Track errors and rework. The typical petroleum marketer with just under twenty million gallons of fuel, wholesale or retail, loses at least $100,000 a year to errors and things that have to be redone. Whether it’s store paperwork or re-billing of a wholesale customer, errors and rework escalate payroll costs. While you build a questioning employee culture, you should also promote error reduction, but not through typical finger pointing and blame. Instead, congratulate people on finding frequent errors and rework, teach them how to track them, discover their true source and celebrate error elimination. It’s not about who is making the errors, it’s about why they occur and how the system can be changed to reduce the chance for error.

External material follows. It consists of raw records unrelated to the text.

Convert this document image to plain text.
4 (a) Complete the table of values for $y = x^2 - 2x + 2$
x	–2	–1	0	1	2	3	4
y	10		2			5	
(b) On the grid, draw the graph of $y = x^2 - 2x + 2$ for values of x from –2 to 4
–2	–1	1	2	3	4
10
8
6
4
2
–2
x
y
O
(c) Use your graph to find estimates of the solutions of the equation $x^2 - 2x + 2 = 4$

Selectively cut costs! Do not cut any expense that has been proven to drive up gross profit or increase customer satisfaction. For instance, you have a yellow-page lubricants ad and 14 new customers came from that ad last year at a total gross profit of $70,000. The ad cost was $13,000. Cutting out that ad expense would not be in your best interest! However, switching from your two-way driver radios to a special low-rate cell phone plan has a savings of $5,000 per year, plus your drivers can directly call customers and other drivers at no additional cost. That’s a good expense cut that will save time, save money and increase customer response time.

Finally, reward employees for cost-saving ideas. Most controllers are amazed at the costs they missed when they tackle cost-reduction. By continually asking your entire staff for cost-cutting ideas, you’ll get more done, especially when employees see an associate being paid for a pretty common-sense idea that they could have had themselves!

To summarize, assume that thin margins are here to stay, then, market, market and market! Get rid of errors, mistakes and rework, then involve all your employees in a cost-reduction plan. If you do each of these steps, you will survive thin margins just beautifully.